Every region has challenges that make the job different, but I’ll make the case that just the opposite is true. Big-city firefighters do the same jobs. They just do it in a big city. Extricating teenagers from a car wreck, promoting fire safety to a Grade 4 classroom or dealing with a residential kitchen fire are things that happen in every corner of Canada every day, like discovering a new technique in vehicle extrication or integrating new, cheaper communication technology that could benefit a remote volunteer fire service.

Those things are all just experiences. That is, until you tell someone about them. And then they are transformed from experience into shared knowledge. Someone else takes the idea home and tries it, and then it becomes applied knowledge.
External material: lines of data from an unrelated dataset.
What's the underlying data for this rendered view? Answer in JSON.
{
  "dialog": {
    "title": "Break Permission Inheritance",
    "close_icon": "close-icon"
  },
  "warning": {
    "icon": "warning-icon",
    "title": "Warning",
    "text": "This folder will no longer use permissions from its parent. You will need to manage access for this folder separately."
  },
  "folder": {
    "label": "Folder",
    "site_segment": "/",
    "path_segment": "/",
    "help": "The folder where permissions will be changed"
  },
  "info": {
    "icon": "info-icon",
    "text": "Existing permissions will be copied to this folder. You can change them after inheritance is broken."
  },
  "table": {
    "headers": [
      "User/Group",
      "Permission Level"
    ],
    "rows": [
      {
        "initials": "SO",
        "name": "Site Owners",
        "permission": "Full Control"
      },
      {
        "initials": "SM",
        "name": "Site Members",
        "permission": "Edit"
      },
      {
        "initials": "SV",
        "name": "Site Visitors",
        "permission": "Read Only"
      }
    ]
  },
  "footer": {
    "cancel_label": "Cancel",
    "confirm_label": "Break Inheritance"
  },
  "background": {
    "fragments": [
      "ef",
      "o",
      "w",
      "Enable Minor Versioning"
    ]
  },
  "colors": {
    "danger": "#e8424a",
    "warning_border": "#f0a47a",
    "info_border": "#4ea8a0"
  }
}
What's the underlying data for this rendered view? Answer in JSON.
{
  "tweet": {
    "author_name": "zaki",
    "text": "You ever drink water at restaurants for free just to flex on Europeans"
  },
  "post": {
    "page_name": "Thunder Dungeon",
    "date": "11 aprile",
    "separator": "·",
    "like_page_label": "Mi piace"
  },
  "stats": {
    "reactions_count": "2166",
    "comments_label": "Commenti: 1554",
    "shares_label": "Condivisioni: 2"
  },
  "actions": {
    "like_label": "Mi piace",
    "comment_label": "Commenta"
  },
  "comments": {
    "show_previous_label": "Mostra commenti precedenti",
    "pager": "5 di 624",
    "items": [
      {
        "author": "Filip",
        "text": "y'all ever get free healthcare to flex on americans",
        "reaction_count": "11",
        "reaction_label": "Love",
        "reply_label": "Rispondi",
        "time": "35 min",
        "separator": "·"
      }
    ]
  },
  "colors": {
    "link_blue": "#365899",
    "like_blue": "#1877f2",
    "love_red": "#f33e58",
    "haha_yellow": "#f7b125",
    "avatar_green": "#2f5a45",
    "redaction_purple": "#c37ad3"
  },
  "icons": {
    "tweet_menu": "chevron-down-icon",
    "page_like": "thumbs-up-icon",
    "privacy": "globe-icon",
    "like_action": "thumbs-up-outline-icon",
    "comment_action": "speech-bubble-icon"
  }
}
Few industries regard themselves more passionately as a calling than the fire service. Part of that calling has to be to communicate, to share, to learn. Find out where your provincial or regional fire service trade show is this spring. Look at the agenda. Identify what you can get out of it. Take your golf clubs.

Canada, as the former prime minister Joe Clark once said, is a community of communities. And so it is with the fire service. Your strength is your shared passion for the cause. Your opportunity right now is to fuel that passion by sharing your knowledge.
Get out and support each other.

After more than 20 years and hundreds of stories and columns, Lorne Ulley has hung up his Innovative Ideas hat. Lorne’s column has been a staple of Fire Fighting in Canada for years and its often simple, but creative solutions to everyday challenges in the fire station have been shared and copied by departments across the country. Thanks, Lorne, for you your commitment to strengthening the fire service across Canada.